Renaissance review | R&B’s newly self-assured goddess reaches apotheosis

★★★★☆
In 2016, Beyonce reaffirmed her pop culture dominance with the eclectic and overcoming Lemonade. Renaissance picks up in the aftermath of personal rediscovery, exhibiting the R&B titan at her most self-assured.

Beyonce

★★★★☆

In 2016, Beyonce reaffirmed her pop culture dominance with the eclectic and overcoming Lemonade. Renaissance picks up in the aftermath of personal rediscovery, exhibiting the R&B titan at her most self-assured.


Look, do we really need to sit here and introduce who Beyonce is? She’s worth more than the GDP of nine countries, appeared on more magazine covers than the Radio Times logo and is frequently hailed as the most powerful woman in the world. You already know who she is. We might as well explain to you the existence of bricks. Or the sun.

So let’s contextualise Renaissance instead. The R&B megastar’s seventh solo album drops six years after Lemonade landed with the zeitgeist-shattering force of an atomic bomb. It reaped critical acclaim, then became the best-selling album of the year. Singlehandedly, it reaffirmed its creator as a pop culture juggernaut: in the aftermath, the former child of destiny starred in and soundtracked the Lion King remake and helmed her own multi-Grammy-nodded musical blockbuster called Black Is King.

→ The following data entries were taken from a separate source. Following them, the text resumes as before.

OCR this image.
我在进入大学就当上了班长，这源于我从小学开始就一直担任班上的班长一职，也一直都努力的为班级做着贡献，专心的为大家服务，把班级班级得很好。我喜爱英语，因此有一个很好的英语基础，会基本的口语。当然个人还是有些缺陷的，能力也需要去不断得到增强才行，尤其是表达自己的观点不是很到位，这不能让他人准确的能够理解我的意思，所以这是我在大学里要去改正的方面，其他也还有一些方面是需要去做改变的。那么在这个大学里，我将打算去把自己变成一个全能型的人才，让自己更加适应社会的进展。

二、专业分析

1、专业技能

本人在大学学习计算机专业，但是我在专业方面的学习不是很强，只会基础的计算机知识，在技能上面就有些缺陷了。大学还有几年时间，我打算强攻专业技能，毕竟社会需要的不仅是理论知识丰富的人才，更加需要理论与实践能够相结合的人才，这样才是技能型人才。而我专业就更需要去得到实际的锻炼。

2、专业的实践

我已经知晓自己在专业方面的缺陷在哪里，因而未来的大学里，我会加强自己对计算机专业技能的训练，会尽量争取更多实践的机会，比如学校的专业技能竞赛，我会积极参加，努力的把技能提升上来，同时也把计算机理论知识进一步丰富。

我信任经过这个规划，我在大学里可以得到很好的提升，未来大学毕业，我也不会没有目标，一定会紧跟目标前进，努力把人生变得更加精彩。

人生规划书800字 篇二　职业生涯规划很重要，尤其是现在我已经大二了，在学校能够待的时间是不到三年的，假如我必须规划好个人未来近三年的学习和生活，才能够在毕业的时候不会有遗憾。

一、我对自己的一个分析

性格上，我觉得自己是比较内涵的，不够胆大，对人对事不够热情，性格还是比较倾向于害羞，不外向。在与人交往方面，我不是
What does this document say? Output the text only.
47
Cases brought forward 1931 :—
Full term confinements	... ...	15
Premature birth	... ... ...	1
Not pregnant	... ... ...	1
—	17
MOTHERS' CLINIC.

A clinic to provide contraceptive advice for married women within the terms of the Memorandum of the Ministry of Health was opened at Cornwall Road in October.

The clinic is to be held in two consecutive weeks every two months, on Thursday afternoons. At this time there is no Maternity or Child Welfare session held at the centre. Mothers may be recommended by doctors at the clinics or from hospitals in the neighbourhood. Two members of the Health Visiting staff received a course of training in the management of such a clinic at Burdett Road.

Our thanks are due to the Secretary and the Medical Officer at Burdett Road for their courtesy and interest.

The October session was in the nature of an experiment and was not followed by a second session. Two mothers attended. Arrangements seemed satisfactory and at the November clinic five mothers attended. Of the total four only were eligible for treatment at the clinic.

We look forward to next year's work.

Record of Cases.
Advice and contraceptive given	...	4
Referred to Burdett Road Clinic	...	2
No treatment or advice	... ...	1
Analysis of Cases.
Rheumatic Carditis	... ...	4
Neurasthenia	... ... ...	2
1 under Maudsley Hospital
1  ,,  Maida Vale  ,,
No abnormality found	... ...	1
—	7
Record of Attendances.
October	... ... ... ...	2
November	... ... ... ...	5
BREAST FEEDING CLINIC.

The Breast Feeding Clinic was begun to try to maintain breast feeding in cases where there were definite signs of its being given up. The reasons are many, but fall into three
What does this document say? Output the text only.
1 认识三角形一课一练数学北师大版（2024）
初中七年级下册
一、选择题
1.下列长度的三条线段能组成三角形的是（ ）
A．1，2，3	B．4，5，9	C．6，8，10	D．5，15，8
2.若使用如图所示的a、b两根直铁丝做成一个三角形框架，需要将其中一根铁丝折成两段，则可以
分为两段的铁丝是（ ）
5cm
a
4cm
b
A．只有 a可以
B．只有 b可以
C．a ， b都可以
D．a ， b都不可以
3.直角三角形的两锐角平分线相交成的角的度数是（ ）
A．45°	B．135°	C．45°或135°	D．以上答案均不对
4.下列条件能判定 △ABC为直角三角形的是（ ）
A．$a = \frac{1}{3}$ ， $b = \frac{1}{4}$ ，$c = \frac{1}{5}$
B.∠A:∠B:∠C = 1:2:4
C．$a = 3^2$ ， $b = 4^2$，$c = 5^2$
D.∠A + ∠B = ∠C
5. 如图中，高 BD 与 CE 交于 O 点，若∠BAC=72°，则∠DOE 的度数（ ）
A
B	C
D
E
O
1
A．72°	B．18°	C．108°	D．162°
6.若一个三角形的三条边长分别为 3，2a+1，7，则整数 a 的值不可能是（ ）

With Beyonce still riding that wave of high influence more than half a decade later, Renaissance won’t be the expectation-destroying behemoth its predecessor was. She could never out-Lemonade Lemonade in a million years. So, thank God, she doesn’t even try.

Lemonade dabbled in country and Led Zeppelin twang over the course of 45 of modern pop music’s most essential minutes. It also exorcised the turmoil of Beyonce’s marriage to Jay-Z, lamenting adultery and threatening to pack up her bags if he “try that shit again”. Sourcing its name from the old adage about what you should make when life gives you lemons, it had a narrative arc of endurance.

Renaissance exists in stark contrast. Beyonce’s overcome. Now, over an hour of twisted soul- and dance-flecked anthems, she’s relishing in admiration of her own skin, and wants you to do the same.

Unsurprisingly for an album with a cover that hoists Beyonce onto the back of a lightning horse in a teeny metal bikini, every song oozes confidence. “I pull up in these clothes and I look so good” is the first lyric of the entire thing, commencing ‘I’m That Girl’ with an authoritative whisper that lures you in above bubbling beats. Similarly, ‘Pure/Honey repeats, “It should cost a billion to look this good,” annunciating with poise and clarity like there’s no doubt in her mind that she’s the cock of the walk.

You could argue that Renaissance tip-toes dangerously close to the line of braggadocious bullshit – were it not for the fact that Beyonce owns her imperfections just as much as her perceived strengths. Just give ‘Thique’ a spin. In much the same way the song title gives thickness a classy and dignified je ne sais quoi, the lyrics transform the effects of weight gain into the sexiest thing in the world. “Ass getting bigger, rack’s getting bigger,” they admit in the number’s opening bars, before adding with assertiveness: “He thought he was loving me good; I told him, ‘Go harder.’”

Beyoncé

All the while, Renaissance plods along with imperious dark pop beats. ‘Cozy’ and ‘Alien Superstar’ are back-to-back heavy dance cuts, while ‘Move’ barks out commands over pounding jungle percussion. It all screams that a Beyonce as self-possessed as this is something we mere mortals should fear and be in awe of. The impact lingers even when she switches to more vibrant soundscapes, like the sumptuous R&B of ‘America Has a Problem’ or the six minutes of summery multi-tracked vocals that make up ‘Virgo’s Groove’.

Long story short, Renaissance is Beyonce’s apotheosis. After overcoming betrayal during Lemonade, she’s positioned herself as an assured goddess proud of even her shortcomings. No doubt, it’s a self-evaluation that will inspire the same from the billions that’ll give this album a go. And that can only ever be a lovely thing.